To pursue our hypothesis, we needed to know more about the composition of factor D, which we assumed was a solitary protein. Other investigators also wanted to know its makeup, and so the race was on to attain pure copies. Isolation from human cells proved more challenging than anyone anticipated. Consequently, many groups eventually tried their luck with yeast cells. Finally, in 1989, several laboratories independently succeeded in isolating a yeast protein that displayed the expected properties of factor D. The protein, named TBP (for TATA binding protein), recognized and bound selectively to the TATA box and led to a low level of transcription when it was joined at the core promoter by RNA polymerase and other constituents of the basal machinery.

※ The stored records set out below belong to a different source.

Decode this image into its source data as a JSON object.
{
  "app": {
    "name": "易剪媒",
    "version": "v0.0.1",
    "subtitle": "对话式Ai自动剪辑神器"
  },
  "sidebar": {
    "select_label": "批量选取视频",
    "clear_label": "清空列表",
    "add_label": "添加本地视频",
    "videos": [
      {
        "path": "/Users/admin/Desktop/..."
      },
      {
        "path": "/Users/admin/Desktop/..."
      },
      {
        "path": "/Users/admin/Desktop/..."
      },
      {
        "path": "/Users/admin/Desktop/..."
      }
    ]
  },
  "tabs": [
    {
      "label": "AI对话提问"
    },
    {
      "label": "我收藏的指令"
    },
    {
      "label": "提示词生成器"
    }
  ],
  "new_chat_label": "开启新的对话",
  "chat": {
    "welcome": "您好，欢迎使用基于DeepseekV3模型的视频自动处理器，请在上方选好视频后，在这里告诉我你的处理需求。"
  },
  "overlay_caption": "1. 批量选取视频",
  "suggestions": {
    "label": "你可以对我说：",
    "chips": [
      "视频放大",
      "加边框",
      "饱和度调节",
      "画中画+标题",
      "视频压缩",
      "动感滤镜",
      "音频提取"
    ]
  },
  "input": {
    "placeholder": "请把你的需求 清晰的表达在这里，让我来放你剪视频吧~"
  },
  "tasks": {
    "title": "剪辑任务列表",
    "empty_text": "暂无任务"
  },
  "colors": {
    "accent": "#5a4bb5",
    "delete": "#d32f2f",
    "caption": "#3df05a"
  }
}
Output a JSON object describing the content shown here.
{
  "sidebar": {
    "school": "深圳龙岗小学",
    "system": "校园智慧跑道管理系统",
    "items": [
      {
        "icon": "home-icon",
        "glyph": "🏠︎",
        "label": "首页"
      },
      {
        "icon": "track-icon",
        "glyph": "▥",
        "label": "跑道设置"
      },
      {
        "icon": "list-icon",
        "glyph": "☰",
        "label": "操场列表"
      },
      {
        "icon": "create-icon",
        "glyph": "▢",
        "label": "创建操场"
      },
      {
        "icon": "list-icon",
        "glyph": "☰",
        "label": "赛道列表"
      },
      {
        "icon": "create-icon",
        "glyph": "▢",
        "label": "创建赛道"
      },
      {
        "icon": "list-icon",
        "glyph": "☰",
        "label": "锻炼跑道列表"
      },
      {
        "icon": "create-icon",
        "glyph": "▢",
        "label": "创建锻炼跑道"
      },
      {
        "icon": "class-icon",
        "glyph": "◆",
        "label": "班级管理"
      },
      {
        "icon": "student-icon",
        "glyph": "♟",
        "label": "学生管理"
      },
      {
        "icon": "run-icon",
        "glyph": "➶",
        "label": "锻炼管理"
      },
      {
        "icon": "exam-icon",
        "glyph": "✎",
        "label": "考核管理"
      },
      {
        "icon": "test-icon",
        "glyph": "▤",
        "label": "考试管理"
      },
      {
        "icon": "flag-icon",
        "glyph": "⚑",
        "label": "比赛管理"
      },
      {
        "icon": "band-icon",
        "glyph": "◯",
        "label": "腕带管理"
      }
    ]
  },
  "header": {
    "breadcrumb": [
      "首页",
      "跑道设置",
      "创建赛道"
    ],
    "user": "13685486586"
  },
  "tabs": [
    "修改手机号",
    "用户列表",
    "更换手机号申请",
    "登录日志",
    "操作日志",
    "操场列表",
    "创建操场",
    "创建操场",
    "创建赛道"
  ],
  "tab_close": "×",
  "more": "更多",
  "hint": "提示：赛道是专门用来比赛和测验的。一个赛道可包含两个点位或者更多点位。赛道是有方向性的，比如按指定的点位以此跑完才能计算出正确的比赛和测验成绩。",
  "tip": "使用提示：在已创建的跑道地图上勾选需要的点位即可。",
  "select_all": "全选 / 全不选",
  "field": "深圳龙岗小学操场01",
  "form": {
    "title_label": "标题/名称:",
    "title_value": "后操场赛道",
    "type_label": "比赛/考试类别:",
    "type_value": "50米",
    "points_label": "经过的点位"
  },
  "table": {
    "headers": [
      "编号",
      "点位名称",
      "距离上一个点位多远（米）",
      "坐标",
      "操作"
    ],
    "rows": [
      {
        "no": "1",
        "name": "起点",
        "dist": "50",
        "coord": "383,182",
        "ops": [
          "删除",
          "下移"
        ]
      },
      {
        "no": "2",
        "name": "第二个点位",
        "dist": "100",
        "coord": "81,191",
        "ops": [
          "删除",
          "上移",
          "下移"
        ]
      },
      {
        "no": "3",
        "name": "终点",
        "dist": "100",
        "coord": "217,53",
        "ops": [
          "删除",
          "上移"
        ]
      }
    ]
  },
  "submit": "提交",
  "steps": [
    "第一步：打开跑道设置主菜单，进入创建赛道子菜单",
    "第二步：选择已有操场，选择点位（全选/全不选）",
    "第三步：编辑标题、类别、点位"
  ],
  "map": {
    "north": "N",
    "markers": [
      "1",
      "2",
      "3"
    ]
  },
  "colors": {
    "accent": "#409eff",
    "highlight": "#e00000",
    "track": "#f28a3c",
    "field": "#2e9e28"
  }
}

Believing that the TBP protein was factor D itself, we undertook to test this idea in additional studies. Once we did that, we intended to determine exactly which regions of TBP were contacted by Sp1 and other regulators. Little did we know that we were about to be completely thwarted—and to make a critical discovery.
When B. Franklin Pugh in our laboratory replaced the impure preparations of factor D previously used in our test-tube reactions with purified molecules of TBP, he had no trouble replicating the earlier finding that such substitution in no way disrupted basal transcription. To our surprise and consternation, though, he found that Sp1 was no longer able to influence the basal machinery. We had to conclude that factor D and TBP were not, in fact, equivalent and that factor D actually consisted of TBP plus other subunits. (It is now known that many transcription factors consist of more than one protein.) Apparently, those subunits were not needed for operation of the basal machinery, but they were essential to regulation of that machinery by activators.